Thanks to Charles Kovatch for this guest post.
This month, we are continuing with our exploration of the Five Hindrances by focusing on Sloth and Torpor.
When I first learned of the Five Hindrances, I found this hindrance a little confusing. Living in DC and feeling as if I am always on the go, I thought that making time for meditation was actually a “sloth” activity. I couldn’t be further from the truth.
Sloth can be defined as a physical absence of vitality where the body feels heavy and lethargic, and torpor is a mental lack of energy. When combined, we tend to feel sluggish and drained, which can lead to frustration, boredom, and indifference. Specifically in meditation, we may find that we are not able to focus, our thoughts drift, or our bodies fall asleep.

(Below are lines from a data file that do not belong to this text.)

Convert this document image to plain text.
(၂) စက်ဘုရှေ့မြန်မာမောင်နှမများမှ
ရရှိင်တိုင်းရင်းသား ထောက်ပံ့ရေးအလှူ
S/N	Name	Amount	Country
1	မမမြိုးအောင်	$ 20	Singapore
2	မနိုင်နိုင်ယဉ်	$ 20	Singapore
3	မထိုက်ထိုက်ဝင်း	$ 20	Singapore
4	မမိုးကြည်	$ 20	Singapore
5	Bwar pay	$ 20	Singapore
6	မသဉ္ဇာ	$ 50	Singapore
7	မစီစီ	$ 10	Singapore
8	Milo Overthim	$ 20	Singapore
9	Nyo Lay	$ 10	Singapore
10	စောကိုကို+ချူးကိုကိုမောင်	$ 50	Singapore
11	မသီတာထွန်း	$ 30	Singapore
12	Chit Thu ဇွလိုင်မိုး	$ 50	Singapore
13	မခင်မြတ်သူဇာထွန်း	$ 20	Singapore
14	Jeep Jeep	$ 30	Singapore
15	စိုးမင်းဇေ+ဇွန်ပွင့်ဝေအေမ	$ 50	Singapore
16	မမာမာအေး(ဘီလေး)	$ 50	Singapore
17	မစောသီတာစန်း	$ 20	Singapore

Growing up Catholic, I was aware of sloth as one of the seven deadly sins, which I originally understood as physical laziness. However, as I have become more aware and studied, I now see that sloth (and torpor) refer to spiritual laziness. Both physical and spiritual sloth/torpor are intertwined in our ability to live our life to the fullest, perform our daily tasks, find meaning and purpose in life, and bring ourselves to full awareness or connection with God.
In researching the topic of sloth/torpor for this month’s meeting, I realized that many religions have a caution toward sloth/torpor, and they offer insights on how we may live a full and rich life. With the group’s diverse background, I look forward to our discussion this month as we investigate what sloth and torpor mean to us and identify where we have tendencies toward sloth and torpor.
I once read in the book “The Seven Lively Sins” by Karen Salmansohn, that exhaustion is not to be confused with calm. Reflecting on this quote, I ask the group to consider how we can create a healthy balance in our busy lives to make time for rest (both mental and physical), so we are better able to make time for meditation, which helps us to stave off sloth and torpor.